Bahan abrasif yang melapisi kertas pasir kadang tidak selalu cocok untuk setiap jenis permukaan. Di samping itu, permukaan yang didapat setelah proses amplas biasanya tidak sama rata halusnya. Hal ini disebabkan, tenaga yang diberikan saat mengamplas dengan tangan tidak stabil. Namun, pada sandblasting, mesin bekerja dengan parameter tekanan dan kecepatan yang konstan dan memberikan permukaan yang halus seluruhnya bahkan sampai ke bagian sudut.
Jenis Pasir Sandblasting
Seringkali orang yang awam tentang sandblasting menyimpulkan bahwa proses ini dapat menggunakan segala jenis pasir. Termasuk pasir yang umum digunakan untuk konstruksi bangunan.
Faktanya, sandblasting menggunakan pasir yang spesifik yang teksturnya berbeda dengan pasir biasa. Paling tidak ada 4 jenis pasir yang sesuai untuk sandblasting.
================
Whatsapp Kami – 08 13-88 22-22 44 | Untuk Anda yang sedang mencari Kontraktor Sandblasting Indonesia di Daerah BUKITTINGGI
================
1. Partikel Batu Garnet
Partikel batu garnet merupakan bahan sandblasting dengan daya abrasif ringan-medium sehingga pengaplikasiannya cocok untuk besi dan material non besi. Namun, kurang efektif untuk membersihkan lapisan terlalu tebal atau sudah lama mengendap.
Soal harga, bahan ini terbilang cenderung lebih mahal dibandingkan material sandblasting yang lain. Namun demikian, batu garnet mampu bertahan hingga enam siklus pemakaian.
2.Alumina (Al2O3)
Sandblasting juga menggunakan aluminium oksida. Butirannya sangat halus seperti serbuk, tetapi daya abrasifnya tinggi dan efektif. Oleh karena itu mampu mengikis lapisan karat yang sangat kuat.
3.Silikon Karbida
Bahan abrasif ini tampak seperti butiran hitam kasar. Bahan sandblasting satu ini memang efektif membersihkan karat pada permukaan material logam. Cocok untuk proyek pembersihan aneka furnitur berbahan logam, pegangan tangga, pintu gerbang besi.

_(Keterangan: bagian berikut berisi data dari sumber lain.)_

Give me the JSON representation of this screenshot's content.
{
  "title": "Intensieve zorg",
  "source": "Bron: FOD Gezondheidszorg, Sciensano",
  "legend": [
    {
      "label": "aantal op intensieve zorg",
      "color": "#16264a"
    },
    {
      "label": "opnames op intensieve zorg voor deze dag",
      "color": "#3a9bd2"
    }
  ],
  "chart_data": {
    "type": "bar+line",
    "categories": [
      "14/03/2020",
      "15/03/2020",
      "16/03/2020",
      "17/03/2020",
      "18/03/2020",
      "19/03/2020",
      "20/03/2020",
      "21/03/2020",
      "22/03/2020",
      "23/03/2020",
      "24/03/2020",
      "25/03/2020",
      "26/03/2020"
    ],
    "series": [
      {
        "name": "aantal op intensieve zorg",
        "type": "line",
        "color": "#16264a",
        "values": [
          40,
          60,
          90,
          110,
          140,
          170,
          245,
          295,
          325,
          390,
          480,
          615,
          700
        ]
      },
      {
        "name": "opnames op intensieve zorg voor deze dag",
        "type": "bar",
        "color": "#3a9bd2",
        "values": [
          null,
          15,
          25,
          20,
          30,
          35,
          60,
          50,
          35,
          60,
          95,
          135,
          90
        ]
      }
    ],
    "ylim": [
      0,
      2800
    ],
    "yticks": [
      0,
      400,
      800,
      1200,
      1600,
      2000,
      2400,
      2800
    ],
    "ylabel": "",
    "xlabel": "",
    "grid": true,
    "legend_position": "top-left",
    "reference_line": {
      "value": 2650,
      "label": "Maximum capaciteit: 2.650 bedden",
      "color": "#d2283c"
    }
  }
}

Permukaannya yang kasar tak sekadar menjadikan bagian logam jadi bersih, tetapi juga halus dan kilap.
4.Butiran Kaca
Wujudnya seperti butiran kaca yang halus tapi memiliki daya abrasif cukup baik. Namun, tidak begitu cocok untuk menghilangkan karat. Sandblasting dengan glass beads lebih dikhususkan untuk permukaan yang halus seperti plastik dan kaca.
Itulah penjelasan mengenai apa itu sandblasting. Dengan membaca penjelasan ini semoga semua menjadi jelas dengan istilah sandblasting.